What is the problem that is being solved?
Sometimes we want to share hardware. OSes and timesharing systems were built to solve this issue but generally have a large system area. So OSes are great for sharing hardware in a trusted environment among users that trusted each other. On the other hand, sometimes we want to guarantee 100% hardware isolation and want to run applications requiring different operating systems on the same hardware. The state of the art for this has significant overhead which renders it impractical for many use-cases. The authors notice that many of these overheads are not fundamental and can be overcome through a couple of trade-offs They then design a system that is able to run 100 VMs simultaneously with under 1% overhead.
What are the key results?
This paper has a lot of hidden treasures that are the state of the art for virtualization till this day. One of the contributions of Xen that had a big impact and that also delivered their biggest performance win was the way they implemented virtual memory. They noted that traditional systems such as VMWare virtualize memory through shadow pages. this has a lot of overhead for both reads and writes since the virtualization environment needs to constantly be involved. VMWare promises full virtualization and therefore has to do this. THe author notice that most of the time paravirtualization with ABI-compatibility is all that is necessary and this is which what Xen strives to achieve. They take advantage of this and modify the way guest OSes handle page tables. This comprises of a small change in all kernels they consider but provides immense gains. In their design Xen does not have to be involved for memory reads which can just be done by hardware. Xen is only involved in page table modifications which is fundamentally necessary (when there is no hardware support for virtualization and at the time there was none in x86). Unlike VMWare, allocating new address spaces for new processes is cheap in Xen since memory is initialized and filled in guest-managed memory region and after initialization is done it is yielded to Xen for further management.

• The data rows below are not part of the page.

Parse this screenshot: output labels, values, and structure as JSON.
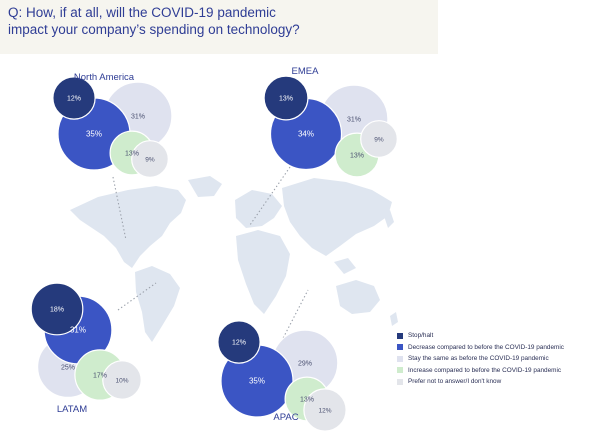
{
  "header": {
    "question_line1": "Q: How, if at all, will the COVID-19 pandemic",
    "question_line2": "impact your company’s spending on technology?"
  },
  "chart_data": {
    "type": "bubble",
    "title": "Q: How, if at all, will the COVID-19 pandemic impact your company’s spending on technology?",
    "categories": [
      "Stop/halt",
      "Decrease compared to before the COVID-19 pandemic",
      "Stay the same as before the COVID-19 pandemic",
      "Increase compared to before the COVID-19 pandemic",
      "Prefer not to answer/I don't know"
    ],
    "colors": [
      "#253a7c",
      "#3b55c4",
      "#dfe2ef",
      "#cfeccd",
      "#e3e5ea"
    ],
    "legend_position": "bottom-right",
    "regions": [
      {
        "name": "North America",
        "labels": [
          "12%",
          "35%",
          "31%",
          "13%",
          "9%"
        ],
        "values": [
          12,
          35,
          31,
          13,
          9
        ]
      },
      {
        "name": "EMEA",
        "labels": [
          "13%",
          "34%",
          "31%",
          "13%",
          "9%"
        ],
        "values": [
          13,
          34,
          31,
          13,
          9
        ]
      },
      {
        "name": "LATAM",
        "labels": [
          "18%",
          "31%",
          "25%",
          "17%",
          "10%"
        ],
        "values": [
          18,
          31,
          25,
          17,
          10
        ]
      },
      {
        "name": "APAC",
        "labels": [
          "12%",
          "35%",
          "29%",
          "13%",
          "12%"
        ],
        "values": [
          12,
          35,
          29,
          13,
          12
        ]
      }
    ]
  }
}
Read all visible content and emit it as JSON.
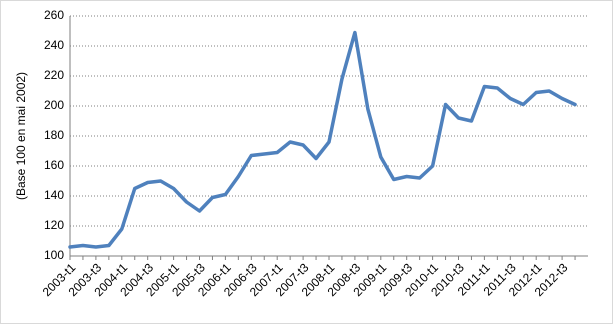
{
  "chart_data": {
    "type": "line",
    "y_label": "(Base 100 en mai 2002)",
    "categories": [
      "2003-t1",
      null,
      "2003-t3",
      null,
      "2004-t1",
      null,
      "2004-t3",
      null,
      "2005-t1",
      null,
      "2005-t3",
      null,
      "2006-t1",
      null,
      "2006-t3",
      null,
      "2007-t1",
      null,
      "2007-t3",
      null,
      "2008-t1",
      null,
      "2008-t3",
      null,
      "2009-t1",
      null,
      "2009-t3",
      null,
      "2010-t1",
      null,
      "2010-t3",
      null,
      "2011-t1",
      null,
      "2011-t3",
      null,
      "2012-t1",
      null,
      "2012-t3",
      null
    ],
    "series": [
      {
        "color": "#4f81bd",
        "values": [
          106,
          107,
          106,
          107,
          118,
          145,
          149,
          150,
          145,
          136,
          130,
          139,
          141,
          153,
          167,
          168,
          169,
          176,
          174,
          165,
          176,
          218,
          249,
          198,
          166,
          151,
          153,
          152,
          160,
          201,
          192,
          190,
          213,
          212,
          205,
          201,
          209,
          210,
          205,
          201
        ]
      }
    ],
    "ylim": [
      100,
      260
    ],
    "yticks": [
      100,
      120,
      140,
      160,
      180,
      200,
      220,
      240,
      260
    ],
    "grid": true
  }
}
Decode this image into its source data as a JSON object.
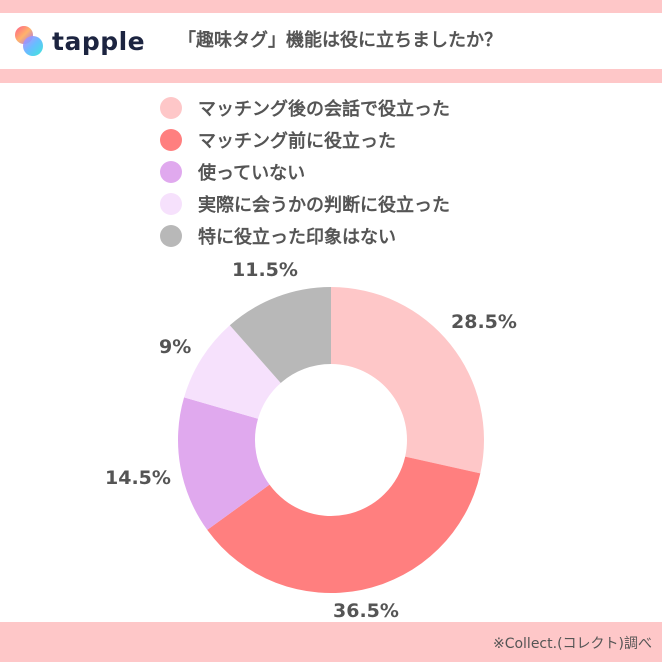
{
  "header": {
    "logo_text": "tapple",
    "title": "「趣味タグ」機能は役に立ちましたか？"
  },
  "legend": {
    "items": [
      {
        "label": "マッチング後の会話で役立った",
        "color": "#fec7c8"
      },
      {
        "label": "マッチング前に役立った",
        "color": "#ff7f7f"
      },
      {
        "label": "使っていない",
        "color": "#e0a9ee"
      },
      {
        "label": "実際に会うかの判断に役立った",
        "color": "#f6e1fc"
      },
      {
        "label": "特に役立った印象はない",
        "color": "#b8b8b8"
      }
    ]
  },
  "labels": {
    "s0": "28.5%",
    "s1": "36.5%",
    "s2": "14.5%",
    "s3": "9%",
    "s4": "11.5%"
  },
  "footer": {
    "note": "※Collect.(コレクト)調べ"
  },
  "colors": {
    "band": "#fec7c8",
    "text": "#555555",
    "logo_text": "#1c2440"
  },
  "chart_data": {
    "type": "pie",
    "variant": "donut",
    "title": "「趣味タグ」機能は役に立ちましたか？",
    "categories": [
      "マッチング後の会話で役立った",
      "マッチング前に役立った",
      "使っていない",
      "実際に会うかの判断に役立った",
      "特に役立った印象はない"
    ],
    "values": [
      28.5,
      36.5,
      14.5,
      9,
      11.5
    ],
    "unit": "%",
    "colors": [
      "#fec7c8",
      "#ff7f7f",
      "#e0a9ee",
      "#f6e1fc",
      "#b8b8b8"
    ],
    "start_angle": "12 o'clock",
    "direction": "clockwise",
    "legend_position": "top",
    "source": "※Collect.(コレクト)調べ"
  }
}
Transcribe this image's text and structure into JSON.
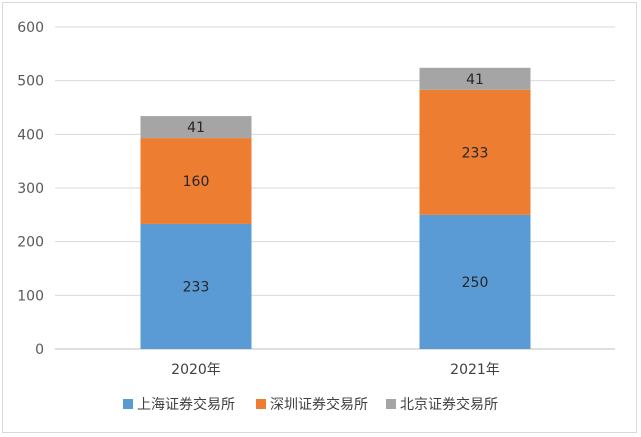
{
  "chart_data": {
    "type": "bar",
    "stacked": true,
    "title": "",
    "xlabel": "",
    "ylabel": "",
    "categories": [
      "2020年",
      "2021年"
    ],
    "series": [
      {
        "name": "上海证券交易所",
        "color": "#5b9bd5",
        "values": [
          233,
          250
        ]
      },
      {
        "name": "深圳证券交易所",
        "color": "#ed7d31",
        "values": [
          160,
          233
        ]
      },
      {
        "name": "北京证券交易所",
        "color": "#a5a5a5",
        "values": [
          41,
          41
        ]
      }
    ],
    "ylim": [
      0,
      600
    ],
    "yticks": [
      0,
      100,
      200,
      300,
      400,
      500,
      600
    ],
    "grid": true,
    "legend_position": "bottom"
  }
}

Another important contribution of Xen is its goal to allow mutually distrustful guest OSes share hardware. In combination with minimal hardware overhead, this has ben the key enabler of modern IaaS cloud infrastructure.
What are some of the limitations and how might this work be improved?
Xen was design particularly for x86 but many of the ideas it proposed have grown beyond x86 and far beyond the scope it was meant for. The way Xen handles CPU, memory or IO device sharing, for example is quite universal and constitutes valuable contribution to the virtualization world in general. At times however, the paper overfits for the particular limitation of x86 of the time. The way it handles TLB misses, for example, is a nice hack but is not nearly as relevant as the rest of the presented content. I understand that at the time x86 was considered a never changing monolith but identifying ways in which hardware support could improve Xen instead of optimizing for particular hardware accidents could be more valuable knowledge contribution
How might this work have long term impact?
As mentioned earlier, Xen was one of teh key enablers of today’s cloud infrastructure. It seems aws could be built right after this paper was published without needing to read anything else and is a little surprising that they took another 3 years before launch)). Many of the things implemented in Xen are now provided by underlying hardware but the logical structure proposed by Xen is the bedrock of virtualization till now.